Thursday, 23 February 2012

Science and the arts

In one of the excellent Sherlock Holmes short stories "The Blue Carbuncle", Holmes detects from a hat that has been given to him that the hat's owner had no gas in his house, as there were a number of candle stains on the hat.

"Candles"? "Gas?". No electricity? No pressing a simple switch and lights coming on?

Light years ago? (Pun intended!). Actually the early 1880s - approximately 130 years ago. For those convinced by scientific research into the subject, 130 years is a very small percentage of the time that this planet has existed, and even for the religious fanatics who would, in their usual silly fashion, limit the earth to no more than 6,000 years, 130 years is far less than 1% of that time.

One simple indication of how far we have come in a relatively short period of time. An ordinary everyday electrician, who comes to fix your wiring if you have a problem, is dealing with problems that were not even conceivable in the 1880s.

Get into the debate as to whether Marconi or Tesla was responsible for inventing radio, and then examine radio technology now.
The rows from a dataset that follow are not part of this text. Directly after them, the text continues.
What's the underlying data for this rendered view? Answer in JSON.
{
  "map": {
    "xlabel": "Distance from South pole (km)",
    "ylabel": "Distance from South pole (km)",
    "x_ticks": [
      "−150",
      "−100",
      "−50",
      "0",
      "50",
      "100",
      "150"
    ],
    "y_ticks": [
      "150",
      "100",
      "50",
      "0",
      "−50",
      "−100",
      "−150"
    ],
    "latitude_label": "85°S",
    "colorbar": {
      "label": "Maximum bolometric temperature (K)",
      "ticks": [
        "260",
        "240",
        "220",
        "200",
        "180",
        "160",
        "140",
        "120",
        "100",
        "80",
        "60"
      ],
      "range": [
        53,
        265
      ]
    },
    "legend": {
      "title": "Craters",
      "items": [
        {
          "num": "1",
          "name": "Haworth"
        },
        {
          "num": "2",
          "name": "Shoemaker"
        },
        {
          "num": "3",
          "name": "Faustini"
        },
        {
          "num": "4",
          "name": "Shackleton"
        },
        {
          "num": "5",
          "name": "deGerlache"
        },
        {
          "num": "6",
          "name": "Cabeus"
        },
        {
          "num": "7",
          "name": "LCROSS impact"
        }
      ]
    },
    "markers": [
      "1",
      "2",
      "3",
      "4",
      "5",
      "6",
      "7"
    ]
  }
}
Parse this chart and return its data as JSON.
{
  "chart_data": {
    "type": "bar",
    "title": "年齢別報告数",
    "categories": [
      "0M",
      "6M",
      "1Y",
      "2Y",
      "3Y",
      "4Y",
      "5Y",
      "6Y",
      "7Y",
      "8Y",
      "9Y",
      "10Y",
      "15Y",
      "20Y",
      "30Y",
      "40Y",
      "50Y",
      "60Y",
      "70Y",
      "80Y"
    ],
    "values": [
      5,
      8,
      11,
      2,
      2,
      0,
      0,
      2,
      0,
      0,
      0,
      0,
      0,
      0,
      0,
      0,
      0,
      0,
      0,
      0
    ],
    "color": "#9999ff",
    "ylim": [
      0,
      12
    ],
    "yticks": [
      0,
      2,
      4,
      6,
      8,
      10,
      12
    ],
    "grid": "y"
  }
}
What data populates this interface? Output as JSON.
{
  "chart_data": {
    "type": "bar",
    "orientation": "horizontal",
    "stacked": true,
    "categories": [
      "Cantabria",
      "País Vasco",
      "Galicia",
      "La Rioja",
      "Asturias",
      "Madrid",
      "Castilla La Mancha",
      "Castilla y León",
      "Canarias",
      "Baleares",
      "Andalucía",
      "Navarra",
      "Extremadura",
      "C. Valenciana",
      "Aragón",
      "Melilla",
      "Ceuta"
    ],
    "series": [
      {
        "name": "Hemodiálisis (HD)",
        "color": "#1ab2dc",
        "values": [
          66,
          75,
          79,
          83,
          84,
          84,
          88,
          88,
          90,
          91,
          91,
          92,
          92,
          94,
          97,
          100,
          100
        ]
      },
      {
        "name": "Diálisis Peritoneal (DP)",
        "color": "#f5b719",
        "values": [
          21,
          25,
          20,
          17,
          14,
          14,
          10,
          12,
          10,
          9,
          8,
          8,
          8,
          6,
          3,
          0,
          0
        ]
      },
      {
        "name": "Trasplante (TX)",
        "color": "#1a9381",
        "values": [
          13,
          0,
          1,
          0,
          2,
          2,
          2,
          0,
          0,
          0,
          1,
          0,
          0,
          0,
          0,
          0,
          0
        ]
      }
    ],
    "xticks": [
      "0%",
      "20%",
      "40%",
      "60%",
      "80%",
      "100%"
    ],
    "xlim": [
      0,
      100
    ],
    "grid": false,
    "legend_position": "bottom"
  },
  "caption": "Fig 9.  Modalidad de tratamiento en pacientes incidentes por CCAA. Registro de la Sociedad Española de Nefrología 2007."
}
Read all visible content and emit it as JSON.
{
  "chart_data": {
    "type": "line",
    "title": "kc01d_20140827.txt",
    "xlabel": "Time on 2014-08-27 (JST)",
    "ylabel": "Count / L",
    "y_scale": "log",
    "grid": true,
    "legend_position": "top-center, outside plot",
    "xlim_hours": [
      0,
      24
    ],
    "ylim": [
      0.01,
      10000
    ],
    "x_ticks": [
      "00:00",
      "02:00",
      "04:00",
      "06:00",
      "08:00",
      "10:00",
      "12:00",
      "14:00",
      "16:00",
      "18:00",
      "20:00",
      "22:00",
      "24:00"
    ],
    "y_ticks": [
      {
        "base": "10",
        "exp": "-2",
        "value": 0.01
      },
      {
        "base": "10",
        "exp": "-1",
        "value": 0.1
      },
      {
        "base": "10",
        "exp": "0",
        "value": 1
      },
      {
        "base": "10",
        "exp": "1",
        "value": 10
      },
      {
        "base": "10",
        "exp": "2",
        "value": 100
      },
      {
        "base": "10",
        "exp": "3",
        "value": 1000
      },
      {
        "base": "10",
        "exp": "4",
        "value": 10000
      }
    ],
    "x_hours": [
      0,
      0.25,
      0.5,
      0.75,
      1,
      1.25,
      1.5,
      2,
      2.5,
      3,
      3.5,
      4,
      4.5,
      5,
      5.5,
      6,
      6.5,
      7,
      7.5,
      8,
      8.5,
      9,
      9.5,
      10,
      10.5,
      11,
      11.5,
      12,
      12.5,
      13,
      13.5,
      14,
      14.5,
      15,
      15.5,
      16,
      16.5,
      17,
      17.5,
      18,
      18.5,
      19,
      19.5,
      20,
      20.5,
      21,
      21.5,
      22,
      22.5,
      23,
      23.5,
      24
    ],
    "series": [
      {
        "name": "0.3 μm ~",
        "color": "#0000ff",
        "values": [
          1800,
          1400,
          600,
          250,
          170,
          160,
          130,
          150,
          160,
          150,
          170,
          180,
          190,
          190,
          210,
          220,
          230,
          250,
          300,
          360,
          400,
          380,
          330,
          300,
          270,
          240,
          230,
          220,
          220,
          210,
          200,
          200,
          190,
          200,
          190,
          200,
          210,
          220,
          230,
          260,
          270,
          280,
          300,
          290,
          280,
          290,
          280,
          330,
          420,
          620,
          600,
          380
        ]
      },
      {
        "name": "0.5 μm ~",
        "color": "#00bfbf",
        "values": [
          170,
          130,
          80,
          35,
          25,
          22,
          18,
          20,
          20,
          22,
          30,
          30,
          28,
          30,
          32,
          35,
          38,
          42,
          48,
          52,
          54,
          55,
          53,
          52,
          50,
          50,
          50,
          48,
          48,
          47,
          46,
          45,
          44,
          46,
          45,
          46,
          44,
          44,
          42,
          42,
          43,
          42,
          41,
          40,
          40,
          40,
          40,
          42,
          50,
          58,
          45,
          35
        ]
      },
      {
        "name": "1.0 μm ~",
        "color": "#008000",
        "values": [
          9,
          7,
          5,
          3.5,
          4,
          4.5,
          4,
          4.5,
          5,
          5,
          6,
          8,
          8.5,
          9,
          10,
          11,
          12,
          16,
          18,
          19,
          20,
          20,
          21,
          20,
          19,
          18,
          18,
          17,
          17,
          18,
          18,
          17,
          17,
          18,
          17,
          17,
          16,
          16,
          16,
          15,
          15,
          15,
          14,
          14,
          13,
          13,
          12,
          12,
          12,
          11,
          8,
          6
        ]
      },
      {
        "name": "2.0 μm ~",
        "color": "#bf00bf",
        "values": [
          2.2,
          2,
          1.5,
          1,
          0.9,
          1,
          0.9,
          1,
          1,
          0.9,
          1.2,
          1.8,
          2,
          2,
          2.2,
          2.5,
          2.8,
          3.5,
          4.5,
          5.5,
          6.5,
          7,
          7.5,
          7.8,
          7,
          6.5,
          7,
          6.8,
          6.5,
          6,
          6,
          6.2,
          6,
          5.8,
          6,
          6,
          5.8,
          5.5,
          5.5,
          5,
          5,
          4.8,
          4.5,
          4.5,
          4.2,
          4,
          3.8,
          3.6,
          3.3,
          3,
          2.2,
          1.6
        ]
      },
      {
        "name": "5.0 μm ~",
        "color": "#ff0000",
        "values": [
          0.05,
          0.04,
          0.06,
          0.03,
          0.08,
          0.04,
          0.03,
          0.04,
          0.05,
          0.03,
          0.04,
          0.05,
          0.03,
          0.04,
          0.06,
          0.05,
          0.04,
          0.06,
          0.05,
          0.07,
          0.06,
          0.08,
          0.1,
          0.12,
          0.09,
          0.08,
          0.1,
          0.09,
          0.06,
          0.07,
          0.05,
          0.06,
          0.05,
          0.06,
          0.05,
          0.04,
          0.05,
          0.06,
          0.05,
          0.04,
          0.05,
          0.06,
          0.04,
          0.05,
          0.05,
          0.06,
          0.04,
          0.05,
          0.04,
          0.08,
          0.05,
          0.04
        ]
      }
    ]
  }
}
I imagine that both those geniuses would marvel at the progress that has been made.

And it is not just in the realms of technological science where there has been so much progress. Take medical science for example. For the past 30-odd years AIDS and research surrounding it have been constantly in our view.
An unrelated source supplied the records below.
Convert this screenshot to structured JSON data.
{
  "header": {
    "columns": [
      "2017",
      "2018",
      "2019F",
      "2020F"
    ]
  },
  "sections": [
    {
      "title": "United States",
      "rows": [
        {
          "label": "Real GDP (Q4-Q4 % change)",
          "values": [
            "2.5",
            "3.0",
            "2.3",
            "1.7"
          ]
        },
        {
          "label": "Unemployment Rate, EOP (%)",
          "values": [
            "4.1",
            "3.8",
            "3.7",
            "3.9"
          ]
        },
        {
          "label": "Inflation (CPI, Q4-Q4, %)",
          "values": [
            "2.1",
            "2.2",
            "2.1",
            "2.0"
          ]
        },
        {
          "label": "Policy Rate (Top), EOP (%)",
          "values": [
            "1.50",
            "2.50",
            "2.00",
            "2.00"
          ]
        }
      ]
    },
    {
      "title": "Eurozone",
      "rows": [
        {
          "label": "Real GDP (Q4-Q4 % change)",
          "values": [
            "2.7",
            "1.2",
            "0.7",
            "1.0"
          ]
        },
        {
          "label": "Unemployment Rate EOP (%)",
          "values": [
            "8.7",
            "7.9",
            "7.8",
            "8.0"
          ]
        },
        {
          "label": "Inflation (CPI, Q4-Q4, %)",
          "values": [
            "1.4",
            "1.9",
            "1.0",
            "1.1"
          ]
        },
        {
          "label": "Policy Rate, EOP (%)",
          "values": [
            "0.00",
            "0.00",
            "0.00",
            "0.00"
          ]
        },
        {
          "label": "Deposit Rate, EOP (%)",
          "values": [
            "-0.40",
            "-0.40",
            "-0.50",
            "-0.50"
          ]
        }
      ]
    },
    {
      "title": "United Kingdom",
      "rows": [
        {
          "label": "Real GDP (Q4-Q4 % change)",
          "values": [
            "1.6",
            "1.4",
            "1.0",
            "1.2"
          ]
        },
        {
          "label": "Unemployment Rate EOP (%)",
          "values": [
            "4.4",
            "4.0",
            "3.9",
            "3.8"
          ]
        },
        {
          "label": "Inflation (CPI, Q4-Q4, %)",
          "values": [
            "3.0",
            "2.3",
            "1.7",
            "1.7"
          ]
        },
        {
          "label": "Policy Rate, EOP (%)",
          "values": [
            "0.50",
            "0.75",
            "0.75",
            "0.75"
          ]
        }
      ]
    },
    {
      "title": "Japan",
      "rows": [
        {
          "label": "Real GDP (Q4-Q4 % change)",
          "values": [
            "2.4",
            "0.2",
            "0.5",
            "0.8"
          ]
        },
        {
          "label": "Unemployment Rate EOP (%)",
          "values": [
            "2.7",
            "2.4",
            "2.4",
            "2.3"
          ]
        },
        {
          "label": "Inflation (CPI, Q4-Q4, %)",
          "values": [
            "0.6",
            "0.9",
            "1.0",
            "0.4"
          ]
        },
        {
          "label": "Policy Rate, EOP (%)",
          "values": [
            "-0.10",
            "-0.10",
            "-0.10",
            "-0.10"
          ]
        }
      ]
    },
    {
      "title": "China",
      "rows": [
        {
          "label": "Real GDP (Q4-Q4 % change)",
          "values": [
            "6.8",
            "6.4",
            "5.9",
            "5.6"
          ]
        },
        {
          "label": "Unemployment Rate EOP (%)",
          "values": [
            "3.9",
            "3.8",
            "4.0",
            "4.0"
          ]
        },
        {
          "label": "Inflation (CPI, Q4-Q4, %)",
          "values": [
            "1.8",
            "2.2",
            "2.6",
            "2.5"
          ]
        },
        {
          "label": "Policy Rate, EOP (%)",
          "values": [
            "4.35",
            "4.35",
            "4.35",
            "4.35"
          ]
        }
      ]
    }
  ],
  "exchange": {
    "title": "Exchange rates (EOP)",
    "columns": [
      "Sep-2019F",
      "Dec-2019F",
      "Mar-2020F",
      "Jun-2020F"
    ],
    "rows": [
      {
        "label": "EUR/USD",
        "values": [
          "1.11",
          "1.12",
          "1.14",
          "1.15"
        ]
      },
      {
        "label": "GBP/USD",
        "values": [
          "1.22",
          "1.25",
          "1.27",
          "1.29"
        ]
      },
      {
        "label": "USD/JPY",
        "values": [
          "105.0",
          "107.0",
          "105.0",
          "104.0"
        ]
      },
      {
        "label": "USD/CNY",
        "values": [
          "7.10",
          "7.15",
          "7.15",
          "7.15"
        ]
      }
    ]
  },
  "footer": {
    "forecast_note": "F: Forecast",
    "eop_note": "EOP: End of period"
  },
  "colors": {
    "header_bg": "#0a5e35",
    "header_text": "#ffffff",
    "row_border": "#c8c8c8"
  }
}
Go back to the 1880s, the problem then was syphilis - a nasty, highly contagious disease, but one that could not be discussed in polite circles. Then look at some of the famous people who caught it and died - the gunmaker, Samuel Colt, the French author, Guy de Maupassant (I have recently read an article where that was disputed, but anyway) among others.

Between 1905 and 1910 three German scientists, Fritz Schlaudinn, August von Wassermann and notably Paul Ehrlich, worked on the discovery of the causes and cure for this disease, and finally came up with the cure. The disease still survives, it can cause inestimable damage if left untreated, but it can eventually be cured. Its presence, along with AIDS, should though serve as a warning to those who wish to indulge in too frivolous an approach to matters sexual!

We can then conclude that science moves forward and moves us forward. Scientific laws are seemingly fixed, but research will enhance and change them. Over time the original thinking that drove the initial discovery still can be improved. Great scientific brains can still see the possibilities that were not available to their almost equally talented predecessors.

The arts at first glance do not fall into quite the same category. As a trained linguist, I can point out changes that have occurred in common speech even in my life time, as languages evolve. Then of course there is the fact that no two people use exactly the same version of the same language! Shocked by that comment? You shouldn't be!

We all have acquired our own vocabulary, we have all found different ways to express the same situations. Nobody is exactly parallel to anyone else in their choice of vocabulary and clauses used. Language has its scientific layer in the grammatical rules that apply ("ich habe geschrieben", not "ich habe geschriebt"), but the actual choice of using those rules is a personal thing.

And still on the area of arts and science and their differences, there are nebulous areas like history.

IMHO there is such a thing as a scientific historian. The events occurred, they are written down as fact, and the facts are unquestionable. The date that the Weimar Republic was founded, for example, is an exact date. The sequence of facts leading up to that event can also be listed accurately.

The point with history though comes though with the element of conjecture. This happened, but why?

Why was the Weimar Republic conceived the way that it was? Was it a total failure or a partial success that succumbed to unfortunate events?

At this point history becomes an art form. The analysis of the events is often very much an individual assessment. Take the differing views of Hugh Trevor-Roper, Alan Bullock and Ian Kershaw on Nazi Germany for example. They all the acknowledge the same events, but their interpretation as to why differs.

This is interesting, but not particularly dangerous. Where it gets dangerous is where people change historical fact (even things that occurred with the past 24 hours) for their own benefit. It was commonplace for the Nazis to do this. It was a fact of life in the Soviet Union. And it is, notably, beginning to become a fact of life across the western democracies.

Fact and truth become increasingly blurred for the sake of political convenience and its ugly brother, propaganda. Historians will eventually look back upon the facts (if they can be sifted from the propaganda - not always an easy objective, see how much Nazi propaganda from the 1930s and 40s still passes for truth in certain areas), but if you are living now, and the facts are debased, your individual life can suffer.

And when scientific misuse is added to the spread of inaccurate information? Unfortunately that is an everyday occurrence. We are usually too busy with our daily concerns to get too deeply into the issues concerned, but a degree of scepticism in this regard is always healthy.